Well, you didn't get to see skin I because it was awful, but this was an elements project  that was supposed to be based on the idea of skin.

This is ground meat encased in a latex 'skin' that I sewed myself.



Sketchbook Highlights

So, I finally decided to scan some stuff from my sketchbook - some of this is pretty old, dating back to the end of last school year. These are just my favorite pages/ drawings, obviously the actual sketchbook is much more full.

 
Kenneth Rocafort-style Haz.

 More Rocafort mimicing... I think this was an early design for Isabelle.
This is what most of my sketchbook looks like - as many thumbnails as I can possibly fit on a page, notes in between all of them, and quick sketches in the rest of the space. Little doodle of Alex and Iz here - most of the notes are for Memento Mori I think.
Everyone loves this thing- the "hair" area is cut out and those blue lines are thread.

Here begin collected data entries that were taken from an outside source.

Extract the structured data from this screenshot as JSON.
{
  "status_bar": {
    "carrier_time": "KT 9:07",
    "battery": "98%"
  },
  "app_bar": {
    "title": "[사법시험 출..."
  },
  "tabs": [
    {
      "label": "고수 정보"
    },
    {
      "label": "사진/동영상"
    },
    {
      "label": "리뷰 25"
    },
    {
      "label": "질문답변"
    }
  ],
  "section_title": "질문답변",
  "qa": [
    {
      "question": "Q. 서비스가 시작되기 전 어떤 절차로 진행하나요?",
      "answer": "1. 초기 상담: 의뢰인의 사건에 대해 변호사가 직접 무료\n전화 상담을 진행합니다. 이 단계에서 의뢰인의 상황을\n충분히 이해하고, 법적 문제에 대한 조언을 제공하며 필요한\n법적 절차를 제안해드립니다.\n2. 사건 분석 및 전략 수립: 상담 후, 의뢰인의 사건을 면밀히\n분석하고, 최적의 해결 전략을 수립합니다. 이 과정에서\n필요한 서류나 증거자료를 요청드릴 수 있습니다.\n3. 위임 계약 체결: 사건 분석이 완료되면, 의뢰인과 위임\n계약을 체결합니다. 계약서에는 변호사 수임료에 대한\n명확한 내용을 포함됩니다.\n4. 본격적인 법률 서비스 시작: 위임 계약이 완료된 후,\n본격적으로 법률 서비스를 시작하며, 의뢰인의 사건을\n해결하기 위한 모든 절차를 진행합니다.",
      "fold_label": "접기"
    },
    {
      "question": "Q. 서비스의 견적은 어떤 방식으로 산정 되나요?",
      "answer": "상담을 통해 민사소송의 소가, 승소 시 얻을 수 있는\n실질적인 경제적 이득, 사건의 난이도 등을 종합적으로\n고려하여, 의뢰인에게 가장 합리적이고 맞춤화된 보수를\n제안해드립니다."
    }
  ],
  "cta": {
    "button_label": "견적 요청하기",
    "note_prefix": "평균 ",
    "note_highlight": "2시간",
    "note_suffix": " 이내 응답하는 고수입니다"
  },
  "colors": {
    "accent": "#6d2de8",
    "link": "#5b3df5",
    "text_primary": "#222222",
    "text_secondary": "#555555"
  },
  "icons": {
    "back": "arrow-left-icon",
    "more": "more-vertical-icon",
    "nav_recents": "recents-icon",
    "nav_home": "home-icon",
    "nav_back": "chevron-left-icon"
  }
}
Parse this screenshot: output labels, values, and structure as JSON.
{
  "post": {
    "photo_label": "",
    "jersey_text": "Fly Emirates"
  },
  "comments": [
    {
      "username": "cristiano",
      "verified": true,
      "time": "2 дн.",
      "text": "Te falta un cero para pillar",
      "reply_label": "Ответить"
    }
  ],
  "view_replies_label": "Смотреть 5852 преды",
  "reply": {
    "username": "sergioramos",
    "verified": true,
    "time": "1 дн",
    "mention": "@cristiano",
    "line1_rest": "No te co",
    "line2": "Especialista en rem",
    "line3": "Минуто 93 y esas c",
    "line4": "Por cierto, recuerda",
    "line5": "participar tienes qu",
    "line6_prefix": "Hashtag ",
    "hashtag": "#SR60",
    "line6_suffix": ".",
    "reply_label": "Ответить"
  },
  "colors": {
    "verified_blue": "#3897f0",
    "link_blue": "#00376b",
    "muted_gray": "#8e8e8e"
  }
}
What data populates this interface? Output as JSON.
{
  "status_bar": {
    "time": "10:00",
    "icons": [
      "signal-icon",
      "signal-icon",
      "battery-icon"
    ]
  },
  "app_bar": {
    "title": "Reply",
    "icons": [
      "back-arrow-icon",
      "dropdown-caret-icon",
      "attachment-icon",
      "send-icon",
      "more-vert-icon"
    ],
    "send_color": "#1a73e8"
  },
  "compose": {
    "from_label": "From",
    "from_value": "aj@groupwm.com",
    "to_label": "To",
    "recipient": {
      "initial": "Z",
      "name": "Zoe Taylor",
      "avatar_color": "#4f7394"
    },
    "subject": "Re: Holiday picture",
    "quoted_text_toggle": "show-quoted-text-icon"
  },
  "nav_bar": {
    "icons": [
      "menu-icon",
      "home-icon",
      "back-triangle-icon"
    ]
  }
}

Louis! Probably the best drawings in the whole damn sketchbook.


Hand practice - some of them are really bad, but I like the overall gesture enough to want to show them off a little.
 
Quick pen and ink practice drawings done in Illustration - I'm pretty proud of these.


Not very good cartoon of my friend Joyce and a doodle of Alex with football player shoulders that I really love for some reason.

Saturday, October 2, 2010

Unresolved Background

Which is essentially the problem with this piece. Fortunately, not a total loss, since the foreground/idea work pretty well, when I actually get some free time I can maybe redo the house

Anyhow, this is pretty obviously my illustration pulled from the sketches I did last week. I decided to go with Jeremy Enecio as my artist/inspiration, and the piece went over pretty well in crit, actually, I'm just really mad at myself about the background.

And yes, this is the only piece I have to post this week. The only other project I completed since last weekend was the expansion of the here to eternity piece, and a) I didn't get around to documenting it b) It essentially looks like the same thing with the crooked parts fixed and sloppy orange watercolor on it.